Data compression techniques
- Gzip – This file format is used for data and file compression. It is based on DEFLATE algorithm which is based on Huffman and LZ77 coding. This is a lossless way of compression. The amazing thing is that it allows multiple files to be compressed as a single archive. It provides a better compression ratio than other compression formats at the cost of a slower speed. It is the best for storing data that don’t need to be modified frequently.
- Snappy – These file formats provide faster compression but fail to provide a better compression ratio than Gzip. However, this compression format can be best suitable to compress data that require frequent modification.

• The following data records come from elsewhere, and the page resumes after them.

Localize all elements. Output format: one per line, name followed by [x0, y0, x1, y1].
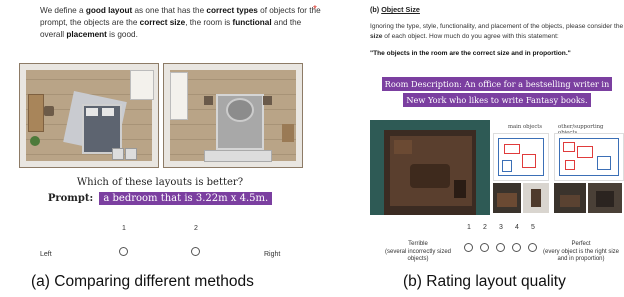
intro-segment: is good. — [106, 30, 138, 39]
intro-segment: , the room is — [185, 18, 233, 27]
scale-number-4: 4 — [515, 224, 519, 231]
scale-number-5: 5 — [531, 224, 535, 231]
rating-radio-1[interactable] — [464, 243, 473, 252]
section-title-label: Object Size — [381, 5, 420, 14]
prompt-highlight: a bedroom that is 3.22m x 4.5m. — [99, 192, 273, 205]
scale-number-2: 2 — [483, 224, 487, 231]
rating-radio-4[interactable] — [512, 243, 521, 252]
radio-option-1[interactable] — [119, 247, 128, 256]
intro-emphasis: functional — [232, 18, 272, 27]
object-thumb-3 — [554, 183, 586, 213]
other-objects-plan — [554, 133, 624, 181]
layout-image-right — [163, 63, 303, 168]
rating-radio-5[interactable] — [528, 243, 537, 252]
required-marker: * — [313, 4, 317, 15]
room-description: Room Description: An office for a bestse… — [377, 76, 617, 108]
intro-text: We define a good layout as one that has … — [40, 5, 325, 41]
rating-radio-3[interactable] — [496, 243, 505, 252]
high-anchor-label: Perfect (every object is the right size … — [542, 241, 620, 262]
rating-radio-2[interactable] — [480, 243, 489, 252]
office-render-image — [370, 120, 490, 215]
statement-text: "The objects in the room are the correct… — [370, 50, 571, 57]
intro-segment: as one that has the — [132, 6, 207, 15]
option-number-1: 1 — [122, 225, 126, 232]
object-thumb-1 — [493, 183, 521, 213]
scale-number-3: 3 — [499, 224, 503, 231]
radio-option-2[interactable] — [191, 247, 200, 256]
intro-emphasis: placement — [66, 30, 107, 39]
main-objects-plan — [493, 133, 549, 181]
left-label: Left — [40, 251, 52, 258]
intro-emphasis: correct size — [139, 18, 186, 27]
caption-b: (b) Rating layout quality — [403, 273, 566, 290]
section-title: (b) Object Size — [370, 5, 420, 14]
intro-segment: We define a — [40, 6, 86, 15]
option-number-2: 2 — [194, 225, 198, 232]
intro-emphasis: good layout — [85, 6, 133, 15]
prompt-label: Prompt: — [47, 193, 94, 204]
instructions-text: Ignoring the type, style, functionality,… — [370, 23, 624, 40]
question-text: Which of these layouts is better? — [76, 177, 244, 188]
scale-number-1: 1 — [467, 224, 471, 231]
caption-a: (a) Comparing different methods — [31, 273, 254, 290]
intro-emphasis: correct types — [206, 6, 258, 15]
low-anchor-label: Terrible (several incorrectly sized obje… — [384, 241, 452, 262]
layout-image-left — [19, 63, 159, 168]
main-objects-label: main objects — [508, 124, 543, 130]
right-label: Right — [264, 251, 281, 258]
prompt-row: Prompt: a bedroom that is 3.22m x 4.5m. — [0, 192, 320, 205]
object-thumb-2 — [523, 183, 549, 213]
object-thumb-4 — [588, 183, 622, 213]
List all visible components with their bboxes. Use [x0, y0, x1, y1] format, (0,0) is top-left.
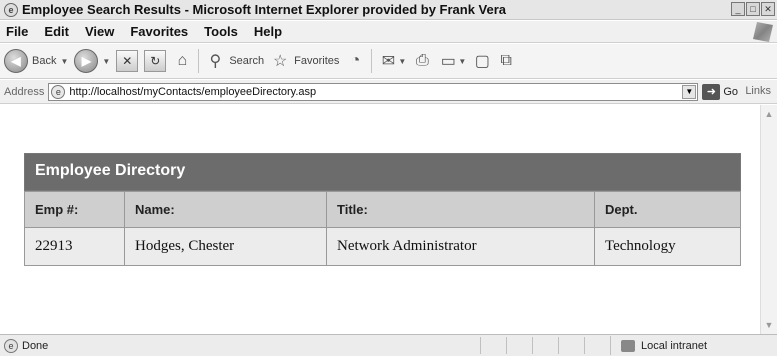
window-title: Employee Search Results - Microsoft Inte…: [22, 2, 507, 17]
close-button[interactable]: ✕: [761, 2, 775, 16]
menu-favorites[interactable]: Favorites: [122, 24, 196, 39]
refresh-button[interactable]: ↻: [144, 50, 167, 72]
window-controls: _ □ ✕: [731, 2, 775, 16]
maximize-button[interactable]: □: [746, 2, 760, 16]
back-arrow-icon: ◀: [4, 49, 28, 73]
search-button[interactable]: ⚲ Search: [205, 51, 264, 71]
minimize-button[interactable]: _: [731, 2, 745, 16]
home-icon[interactable]: ⌂: [172, 51, 192, 71]
cell-title: Network Administrator: [326, 227, 595, 266]
page-icon: e: [51, 84, 66, 99]
links-button[interactable]: Links: [745, 85, 771, 97]
address-url: http://localhost/myContacts/employeeDire…: [69, 85, 317, 98]
favorites-button[interactable]: ☆ Favorites: [270, 51, 339, 71]
column-header-name: Name:: [124, 191, 327, 228]
search-icon: ⚲: [209, 53, 222, 70]
forward-button[interactable]: ▶ ▼: [74, 49, 110, 73]
toolbar-divider: [371, 49, 373, 73]
go-label: Go: [723, 85, 739, 98]
windows-flag-icon: [753, 22, 773, 42]
title-bar: e Employee Search Results - Microsoft In…: [0, 0, 777, 20]
toolbar: ◀ Back ▼ ▶ ▼ ✕ ↻ ⌂ ⚲ Search ☆ Favorites …: [0, 44, 777, 79]
column-header-title: Title:: [326, 191, 595, 228]
forward-arrow-icon: ▶: [74, 49, 99, 73]
scroll-down-icon[interactable]: ▼: [762, 318, 776, 332]
menu-help[interactable]: Help: [246, 24, 290, 39]
page-content: Employee Directory Emp #: Name: Title: D…: [0, 105, 760, 334]
scroll-up-icon[interactable]: ▲: [762, 107, 776, 121]
chevron-down-icon[interactable]: ▼: [60, 57, 68, 66]
messenger-icon[interactable]: ⧉: [496, 51, 516, 71]
zone-label: Local intranet: [641, 339, 708, 352]
table-header-row: Emp #: Name: Title: Dept.: [24, 191, 741, 228]
vertical-scrollbar[interactable]: ▲ ▼: [760, 105, 777, 334]
address-label: Address: [4, 85, 45, 98]
status-bar: e Done Local intranet: [0, 334, 777, 356]
back-button[interactable]: ◀ Back ▼: [4, 49, 68, 73]
page-icon: e: [4, 338, 18, 353]
cell-dept: Technology: [594, 227, 741, 266]
cell-emp: 22913: [24, 227, 125, 266]
favorites-label: Favorites: [294, 55, 340, 67]
address-bar: Address e http://localhost/myContacts/em…: [0, 80, 777, 104]
status-text: Done: [22, 339, 49, 352]
column-header-dept: Dept.: [594, 191, 741, 228]
mail-icon[interactable]: ✉: [378, 51, 398, 71]
cell-name: Hodges, Chester: [124, 227, 327, 266]
go-arrow-icon: ➜: [702, 83, 721, 100]
ie-logo-icon: e: [4, 2, 18, 17]
chevron-down-icon[interactable]: ▼: [458, 57, 466, 66]
status-panels: [480, 337, 610, 354]
stop-button[interactable]: ✕: [116, 50, 139, 72]
search-label: Search: [229, 55, 265, 67]
menu-file[interactable]: File: [0, 24, 36, 39]
star-icon: ☆: [273, 53, 288, 70]
menu-bar: File Edit View Favorites Tools Help: [0, 21, 777, 43]
back-label: Back: [32, 55, 57, 67]
column-header-emp: Emp #:: [24, 191, 125, 228]
discuss-icon[interactable]: ▢: [472, 51, 492, 71]
go-button[interactable]: ➜ Go: [702, 83, 739, 100]
menu-tools[interactable]: Tools: [196, 24, 246, 39]
chevron-down-icon[interactable]: ▼: [398, 57, 406, 66]
table-row: 22913 Hodges, Chester Network Administra…: [24, 227, 741, 266]
edit-icon[interactable]: ▭: [438, 51, 458, 71]
menu-edit[interactable]: Edit: [36, 24, 77, 39]
print-icon[interactable]: ⎙: [412, 51, 432, 71]
chevron-down-icon[interactable]: ▼: [682, 84, 697, 99]
toolbar-divider: [198, 49, 200, 73]
history-icon[interactable]: ◔: [345, 51, 365, 71]
address-input[interactable]: e http://localhost/myContacts/employeeDi…: [48, 82, 699, 101]
chevron-down-icon[interactable]: ▼: [102, 57, 110, 66]
table-caption: Employee Directory: [24, 153, 741, 191]
security-zone: Local intranet: [610, 336, 777, 355]
menu-view[interactable]: View: [77, 24, 122, 39]
employee-directory-table: Employee Directory Emp #: Name: Title: D…: [24, 153, 741, 266]
intranet-icon: [621, 339, 635, 352]
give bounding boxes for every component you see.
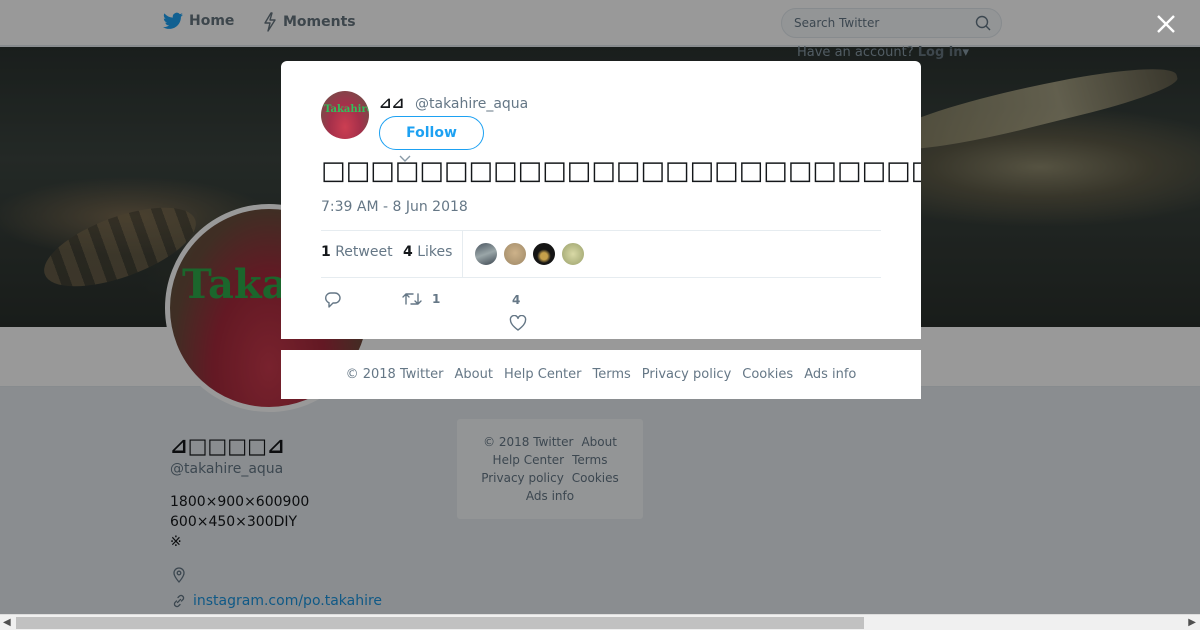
retweet-button[interactable]: 1	[402, 291, 440, 307]
retweet-stat[interactable]: 1 Retweet	[321, 244, 393, 260]
scrollbar-thumb[interactable]	[16, 617, 864, 629]
retweet-count: 1	[321, 244, 331, 260]
stats-divider	[462, 231, 463, 277]
modal-footer-help-link[interactable]: Help Center	[504, 367, 582, 382]
reply-icon	[325, 292, 341, 308]
liker-avatar[interactable]	[561, 242, 585, 266]
tweet-author-handle[interactable]: @takahire_aqua	[415, 96, 528, 112]
modal-footer-cookies-link[interactable]: Cookies	[742, 367, 793, 382]
reply-button[interactable]	[324, 291, 342, 309]
liker-avatar[interactable]	[503, 242, 527, 266]
horizontal-scrollbar[interactable]: ◀ ▶	[0, 614, 1200, 630]
retweet-label: Retweet	[335, 244, 393, 260]
modal-footer: © 2018 Twitter About Help Center Terms P…	[281, 350, 921, 399]
tweet-timestamp[interactable]: 7:39 AM - 8 Jun 2018	[321, 199, 468, 215]
like-count: 4	[403, 244, 413, 260]
tweet-author-avatar[interactable]: Takahire	[321, 91, 369, 139]
close-icon[interactable]	[1155, 13, 1177, 35]
liker-avatar[interactable]	[532, 242, 556, 266]
action-retweet-count: 1	[432, 292, 441, 306]
liker-avatar[interactable]	[474, 242, 498, 266]
tweet-stats: 1 Retweet 4 Likes	[321, 230, 881, 278]
tweet-avatar-text: Takahire	[324, 104, 369, 115]
like-label: Likes	[417, 244, 453, 260]
heart-icon[interactable]	[509, 315, 527, 331]
modal-footer-terms-link[interactable]: Terms	[593, 367, 631, 382]
scroll-left-arrow-icon[interactable]: ◀	[3, 617, 11, 628]
retweet-icon	[402, 293, 422, 305]
modal-footer-ads-link[interactable]: Ads info	[804, 367, 856, 382]
action-like-count: 4	[512, 293, 521, 307]
scroll-right-arrow-icon[interactable]: ▶	[1188, 617, 1196, 628]
tweet-author-name[interactable]: ⊿⊿	[379, 94, 404, 112]
tweet-text: □□□□□□□□□□□□□□□□□□□□□□□□□□□□□□□□□(□□)□□□…	[321, 156, 921, 186]
modal-footer-privacy-link[interactable]: Privacy policy	[642, 367, 731, 382]
modal-footer-about-link[interactable]: About	[455, 367, 493, 382]
tweet-modal: Takahire ⊿⊿ @takahire_aqua Follow □□□□□□…	[281, 61, 921, 339]
modal-footer-copyright: © 2018 Twitter	[345, 367, 444, 382]
follow-button[interactable]: Follow	[379, 116, 484, 150]
like-stat[interactable]: 4 Likes	[403, 244, 452, 260]
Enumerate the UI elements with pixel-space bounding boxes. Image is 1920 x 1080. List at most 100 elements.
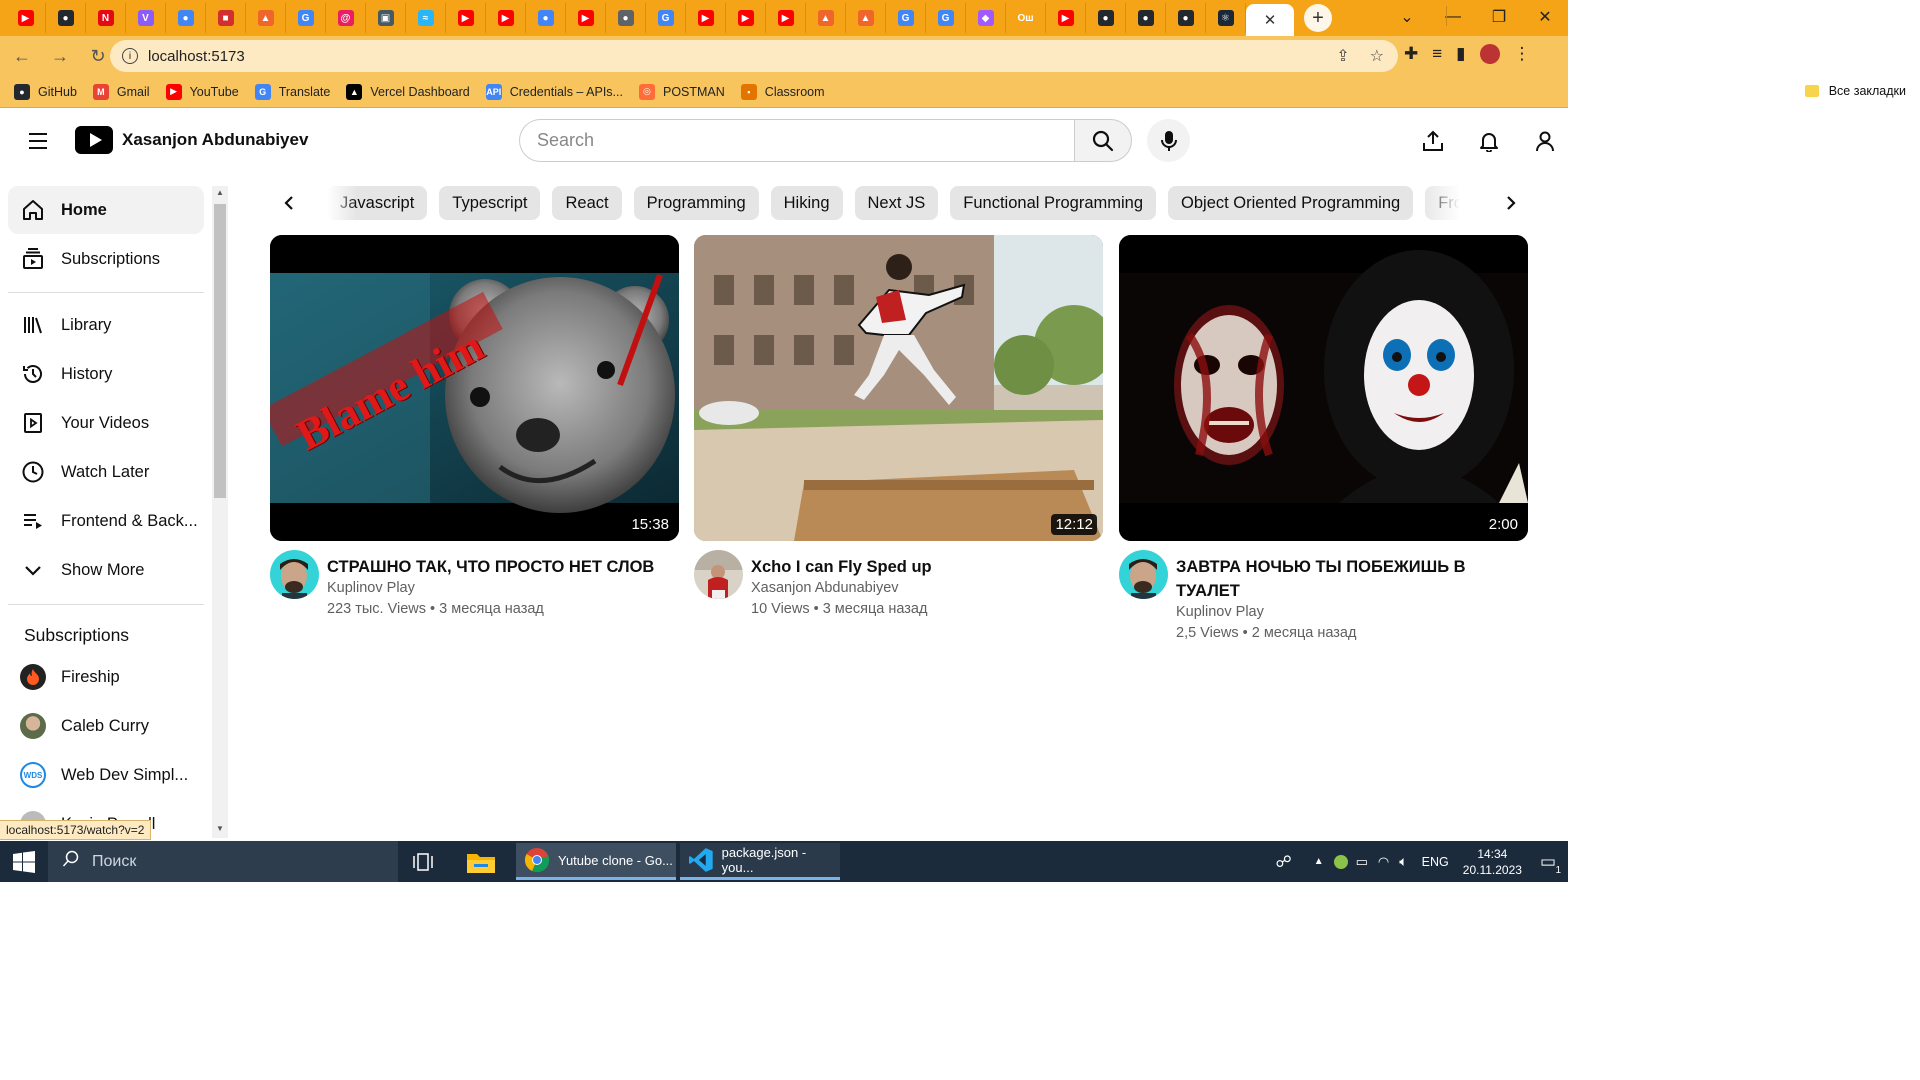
extensions-icon[interactable]: ✚ xyxy=(1404,44,1418,64)
site-info-icon[interactable]: i xyxy=(122,48,138,64)
browser-tab[interactable]: N xyxy=(86,3,126,33)
bookmark-item[interactable]: M Gmail xyxy=(92,83,150,100)
people-icon[interactable]: ☍ xyxy=(1276,852,1292,872)
wifi-icon[interactable]: ◠ xyxy=(1378,854,1389,870)
browser-tab[interactable]: ▣ xyxy=(366,3,406,33)
browser-tab[interactable]: ▶ xyxy=(686,3,726,33)
bookmark-item[interactable]: API Credentials – APIs... xyxy=(485,83,623,100)
video-channel[interactable]: Kuplinov Play xyxy=(327,580,415,596)
video-title[interactable]: СТРАШНО ТАК, ЧТО ПРОСТО НЕТ СЛОВ xyxy=(327,555,672,579)
browser-tab[interactable]: ▶ xyxy=(446,3,486,33)
browser-tab[interactable]: G xyxy=(286,3,326,33)
back-button[interactable]: ← xyxy=(6,40,38,72)
subscription-web-dev-simplified[interactable]: WDS Web Dev Simpl... xyxy=(8,751,204,799)
all-bookmarks-button[interactable]: Все закладки xyxy=(1804,84,1906,98)
browser-tab[interactable]: ▶ xyxy=(766,3,806,33)
browser-tab[interactable]: G xyxy=(886,3,926,33)
browser-tab[interactable]: ▶ xyxy=(6,3,46,33)
youtube-logo-icon[interactable] xyxy=(75,126,113,154)
side-panel-icon[interactable]: ▮ xyxy=(1456,44,1465,64)
taskbar-search[interactable]: Поиск xyxy=(48,841,398,882)
browser-tab[interactable]: ● xyxy=(606,3,646,33)
browser-tab[interactable]: ▶ xyxy=(566,3,606,33)
browser-tab[interactable]: Ош xyxy=(1006,3,1046,33)
close-tab-icon[interactable]: ✕ xyxy=(1264,11,1277,29)
sidebar-item-library[interactable]: Library xyxy=(8,301,204,349)
category-chip[interactable]: Typescript xyxy=(439,186,541,220)
video-card[interactable]: Blame him 15:38 СТРАШНО ТАК, ЧТО ПРОСТО … xyxy=(270,235,679,650)
category-chip[interactable]: Object Oriented Programming xyxy=(1168,186,1414,220)
bookmark-item[interactable]: ▲ Vercel Dashboard xyxy=(346,83,470,100)
media-control-icon[interactable]: ≡ xyxy=(1432,44,1442,64)
browser-tab[interactable]: V xyxy=(126,3,166,33)
bookmark-star-icon[interactable]: ☆ xyxy=(1370,46,1384,66)
browser-tab[interactable]: ⚛ xyxy=(1206,3,1246,33)
notifications-button[interactable] xyxy=(1474,126,1504,156)
address-bar[interactable]: i localhost:5173 ⇪ ☆ xyxy=(110,40,1398,72)
browser-tab[interactable]: ● xyxy=(1166,3,1206,33)
browser-tab[interactable]: G xyxy=(926,3,966,33)
bookmark-item[interactable]: G Translate xyxy=(254,83,330,100)
browser-tab[interactable]: ● xyxy=(526,3,566,33)
category-chip[interactable]: React xyxy=(552,186,622,220)
video-title[interactable]: Xcho I can Fly Sped up xyxy=(751,555,1096,579)
scroll-down-arrow[interactable]: ▼ xyxy=(212,824,228,838)
browser-tab[interactable]: ● xyxy=(1126,3,1166,33)
taskbar-app-vscode[interactable]: package.json - you... xyxy=(680,843,840,880)
sidebar-item-history[interactable]: History xyxy=(8,350,204,398)
category-chip[interactable]: Functional Programming xyxy=(950,186,1157,220)
notification-center-button[interactable]: ▭ 1 xyxy=(1540,852,1561,876)
clock[interactable]: 14:34 20.11.2023 xyxy=(1463,846,1522,878)
browser-tab[interactable]: ◆ xyxy=(966,3,1006,33)
video-card[interactable]: 12:12 Xcho I can Fly Sped up Xasanjon Ab… xyxy=(694,235,1103,650)
browser-tab[interactable]: ▲ xyxy=(846,3,886,33)
share-icon[interactable]: ⇪ xyxy=(1336,46,1349,66)
browser-tab-active[interactable]: ✕ xyxy=(1246,4,1294,36)
bookmark-item[interactable]: ▪ Classroom xyxy=(740,83,825,100)
profile-avatar[interactable] xyxy=(1479,44,1500,64)
minimize-button[interactable]: — xyxy=(1430,8,1476,26)
show-hidden-icons-button[interactable]: ▲ xyxy=(1314,856,1324,867)
video-thumbnail[interactable]: Blame him 15:38 xyxy=(270,235,679,541)
brand-name[interactable]: Xasanjon Abdunabiyev xyxy=(122,130,308,150)
chips-scroll-right[interactable] xyxy=(1495,187,1527,219)
scrollbar-thumb[interactable] xyxy=(214,204,226,498)
channel-avatar[interactable] xyxy=(694,550,743,599)
browser-tab[interactable]: ● xyxy=(1086,3,1126,33)
channel-avatar[interactable] xyxy=(1119,550,1168,599)
browser-tab[interactable]: ● xyxy=(46,3,86,33)
browser-tab[interactable]: ▲ xyxy=(246,3,286,33)
language-indicator[interactable]: ENG xyxy=(1422,855,1449,869)
video-thumbnail[interactable]: 12:12 xyxy=(694,235,1103,541)
forward-button[interactable]: → xyxy=(44,40,76,72)
close-window-button[interactable]: ✕ xyxy=(1522,7,1568,27)
new-tab-button[interactable]: + xyxy=(1304,4,1332,32)
url-text[interactable]: localhost:5173 xyxy=(148,48,245,65)
browser-tab[interactable]: ▶ xyxy=(486,3,526,33)
taskbar-app-chrome[interactable]: Yutube clone - Go... xyxy=(516,843,676,880)
scroll-up-arrow[interactable]: ▲ xyxy=(212,188,228,202)
tab-search-icon[interactable]: ⌄ xyxy=(1384,7,1430,27)
video-thumbnail[interactable]: 2:00 xyxy=(1119,235,1528,541)
sidebar-item-playlist[interactable]: Frontend & Back... xyxy=(8,497,204,545)
restore-button[interactable]: ❐ xyxy=(1476,7,1522,27)
file-explorer-button[interactable] xyxy=(466,841,496,882)
sidebar-item-home[interactable]: Home xyxy=(8,186,204,234)
video-channel[interactable]: Xasanjon Abdunabiyev xyxy=(751,580,899,596)
sidebar-item-watch-later[interactable]: Watch Later xyxy=(8,448,204,496)
volume-icon[interactable]: 🔈︎ xyxy=(1399,853,1407,870)
chrome-menu-icon[interactable]: ⋮ xyxy=(1514,44,1531,64)
category-chip[interactable]: Next JS xyxy=(854,186,939,220)
browser-tab[interactable]: ● xyxy=(166,3,206,33)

There are various file formats available for storing data and creating your own datasets. But choosing one depend upon the requirements and the type of data. To choose a format that is best suitable for your application, you should at least be aware of the available options. Other than that, you should be aware of your priorities like data security, size of data, speed of operations, etc. For example, if data security is the highest priority it is better to use CSV files over JSON, or maybe choosing propriety file format could be the best option.